Казалось бы, модель литературного покровительства была поразительно устаревшей для русской литературы того периода. Длинные романы были прежде всего рассчитаны на публикацию в толстых литературных журналах, что предполагало взаимодействие с публикой, составляющей образованное общество, а не с вельможами и с императорами. Писемский, собственно, и выбрал для публикации журнал Каткова по вполне современным соображениям: он руководствовался политическими и эстетическими взглядами редактора, его влиянием на публику и способностью назначить внушительный гонорар. Поддерживая журнал, писатель участвовал в работе редакции и рекомендовал печататься своим друзьям-писателям, которых считал единомышленниками222.
У Писемского хватало оснований быть недовольным положением дел в русской прессе и обращаться за поддержкой к государственной власти. Незадолго до публикации романа сам он стал героем шумной истории. В редактируемом им журнале «Библиотека для чтения» вышло несколько анонимных фельетонов, в которых в издевательском тоне изображалась российская общественная жизнь.
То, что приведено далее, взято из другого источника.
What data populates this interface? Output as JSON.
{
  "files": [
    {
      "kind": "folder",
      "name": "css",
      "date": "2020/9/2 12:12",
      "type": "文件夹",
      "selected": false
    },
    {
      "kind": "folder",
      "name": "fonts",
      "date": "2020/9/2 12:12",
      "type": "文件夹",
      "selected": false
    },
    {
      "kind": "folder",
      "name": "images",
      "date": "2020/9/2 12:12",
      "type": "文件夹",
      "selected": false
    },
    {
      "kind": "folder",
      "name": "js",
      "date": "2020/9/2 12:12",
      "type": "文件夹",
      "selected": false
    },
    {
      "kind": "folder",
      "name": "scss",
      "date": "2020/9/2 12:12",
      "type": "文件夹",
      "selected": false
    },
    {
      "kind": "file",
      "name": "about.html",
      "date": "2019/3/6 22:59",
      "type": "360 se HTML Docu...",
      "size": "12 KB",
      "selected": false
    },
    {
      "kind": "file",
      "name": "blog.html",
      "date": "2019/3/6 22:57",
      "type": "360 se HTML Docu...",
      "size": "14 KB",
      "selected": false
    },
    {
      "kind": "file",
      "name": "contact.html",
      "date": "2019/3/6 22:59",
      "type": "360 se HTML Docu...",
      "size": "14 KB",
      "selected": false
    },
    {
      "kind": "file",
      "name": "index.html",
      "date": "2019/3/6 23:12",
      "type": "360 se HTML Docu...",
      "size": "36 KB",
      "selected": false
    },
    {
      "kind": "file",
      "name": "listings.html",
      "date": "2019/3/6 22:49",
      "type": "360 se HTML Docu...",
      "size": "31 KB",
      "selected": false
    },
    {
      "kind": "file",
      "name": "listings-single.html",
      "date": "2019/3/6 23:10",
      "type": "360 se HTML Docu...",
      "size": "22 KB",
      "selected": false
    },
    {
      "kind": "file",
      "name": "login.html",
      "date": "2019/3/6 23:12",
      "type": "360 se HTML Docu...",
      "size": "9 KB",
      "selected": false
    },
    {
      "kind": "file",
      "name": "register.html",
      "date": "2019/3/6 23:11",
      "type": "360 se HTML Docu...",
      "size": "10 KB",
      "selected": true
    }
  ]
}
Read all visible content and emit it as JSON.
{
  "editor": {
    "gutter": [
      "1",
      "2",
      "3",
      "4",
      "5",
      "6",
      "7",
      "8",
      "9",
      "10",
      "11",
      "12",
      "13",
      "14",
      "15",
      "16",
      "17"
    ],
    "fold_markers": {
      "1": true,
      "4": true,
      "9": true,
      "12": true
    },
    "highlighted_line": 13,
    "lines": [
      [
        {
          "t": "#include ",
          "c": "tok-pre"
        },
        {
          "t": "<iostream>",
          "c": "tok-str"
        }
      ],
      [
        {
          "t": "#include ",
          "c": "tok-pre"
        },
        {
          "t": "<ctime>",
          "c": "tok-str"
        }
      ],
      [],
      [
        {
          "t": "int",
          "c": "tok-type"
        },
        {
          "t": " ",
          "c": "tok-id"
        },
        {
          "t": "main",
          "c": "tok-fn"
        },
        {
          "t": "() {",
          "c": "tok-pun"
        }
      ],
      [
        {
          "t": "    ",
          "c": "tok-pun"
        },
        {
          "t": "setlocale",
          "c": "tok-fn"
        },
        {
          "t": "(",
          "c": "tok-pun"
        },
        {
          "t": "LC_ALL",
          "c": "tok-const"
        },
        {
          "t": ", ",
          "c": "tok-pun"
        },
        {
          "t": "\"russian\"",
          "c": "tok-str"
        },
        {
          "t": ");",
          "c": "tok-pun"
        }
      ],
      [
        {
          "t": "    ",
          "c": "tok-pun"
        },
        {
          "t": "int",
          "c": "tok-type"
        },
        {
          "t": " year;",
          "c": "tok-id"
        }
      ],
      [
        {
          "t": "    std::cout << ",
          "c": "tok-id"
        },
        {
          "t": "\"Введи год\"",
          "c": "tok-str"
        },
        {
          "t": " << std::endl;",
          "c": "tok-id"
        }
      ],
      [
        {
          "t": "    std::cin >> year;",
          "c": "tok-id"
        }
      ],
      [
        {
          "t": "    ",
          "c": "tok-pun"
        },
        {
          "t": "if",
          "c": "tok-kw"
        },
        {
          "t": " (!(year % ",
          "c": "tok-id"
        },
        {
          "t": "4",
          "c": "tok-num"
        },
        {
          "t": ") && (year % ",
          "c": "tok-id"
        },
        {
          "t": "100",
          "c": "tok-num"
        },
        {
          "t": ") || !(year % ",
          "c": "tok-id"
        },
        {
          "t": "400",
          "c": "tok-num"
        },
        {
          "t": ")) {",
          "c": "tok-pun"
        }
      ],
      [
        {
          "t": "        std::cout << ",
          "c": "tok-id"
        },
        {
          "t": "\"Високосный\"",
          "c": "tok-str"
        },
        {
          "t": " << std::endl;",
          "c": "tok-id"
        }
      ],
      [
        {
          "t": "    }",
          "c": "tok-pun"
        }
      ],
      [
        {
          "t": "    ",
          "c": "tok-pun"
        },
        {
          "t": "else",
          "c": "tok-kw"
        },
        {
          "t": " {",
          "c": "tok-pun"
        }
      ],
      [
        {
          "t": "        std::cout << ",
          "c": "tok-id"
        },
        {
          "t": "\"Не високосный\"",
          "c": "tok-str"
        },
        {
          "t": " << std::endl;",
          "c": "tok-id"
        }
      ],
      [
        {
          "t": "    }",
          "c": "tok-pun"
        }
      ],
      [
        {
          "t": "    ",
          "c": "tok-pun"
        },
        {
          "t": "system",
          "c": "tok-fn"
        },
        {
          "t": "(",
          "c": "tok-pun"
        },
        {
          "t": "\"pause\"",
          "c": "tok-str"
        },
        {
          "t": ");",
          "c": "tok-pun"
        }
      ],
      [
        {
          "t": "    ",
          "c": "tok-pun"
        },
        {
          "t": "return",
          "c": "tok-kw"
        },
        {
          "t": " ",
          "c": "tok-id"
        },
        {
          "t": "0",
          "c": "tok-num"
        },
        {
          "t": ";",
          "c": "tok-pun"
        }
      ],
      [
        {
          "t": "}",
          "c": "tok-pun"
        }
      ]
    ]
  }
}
Позиция Писемского – автора фельетонов и редактора журнала – не совпадала с позицией субъекта повествования в этих фельетонах (они написаны от лица явно условных персонажей – статского советника Салатушки и «старой фельетонной клячи» Никиты Безрылова). Тем не менее сама возможность публикации в серьезном журнале таких произведений привела к резким выступлениям против Писемского на страницах сатирического еженедельника «Искра». Грандиозный публичный скандал, разгоревшийся после этого, едва не привел к дуэли между писателем и редакторами «Искры». Разочарованный в литературной жизни Писемский, который вряд ли был в восторге, когда большинство литераторов, даже вовсе не любивших «Искру», не стали его поддерживать, отказался от положения редактора и переехал из Петербурга – центра литературной и в особенности журнальной жизни – в Москву223.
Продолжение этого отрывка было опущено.